We previously isolated a bioactive molecule, named F3-A, from an aqueous glucose (Glc) and lysine (Lys) Maillard reaction (MR) model system. Herein, F3-A was verified as [5-(5,6-dihydro-4H-pyridin-3-ylidenemethyl)furan-2-yl]methanol (5) and was subsequently synthesized for confirmation of bioactivity. Using Taguchi and factorial designs, we determined that the conditions which best increased the yield of F3-A were at pH 6 with a sugar:amino acid ratio of 2:1 and heating time of 12 h at 100 °C. The MR mixtures containing glucose produced highest yield, compared to fructose, lactose, and sucrose.
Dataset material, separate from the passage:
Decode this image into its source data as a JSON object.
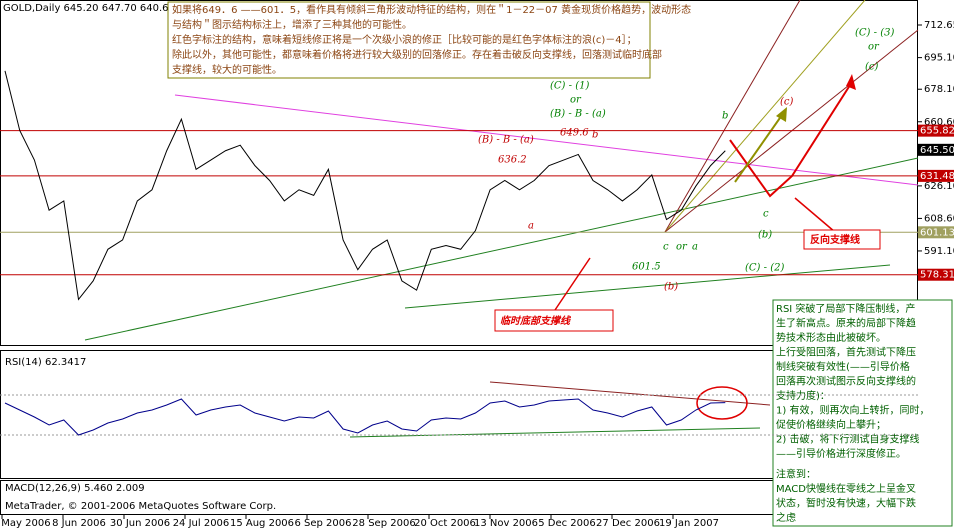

Both the F3-A recovered from Glc-Lys MR mixture and the synthesized product exhibited significant (P < 0.05), dose dependent, nitric oxide (NO) inhibitory activity in Caco-2 cells that was comparable to aminoguanidine (AG) and pyrrolidine dithiocarbamate (PDTC), respectively. Finally, an additional inhibitory effect of F3-A was determined when coincubated with AG in cytokine-induced Caco-2 cells. This bioactivity points to a potential role in preventing intestinal inflammation.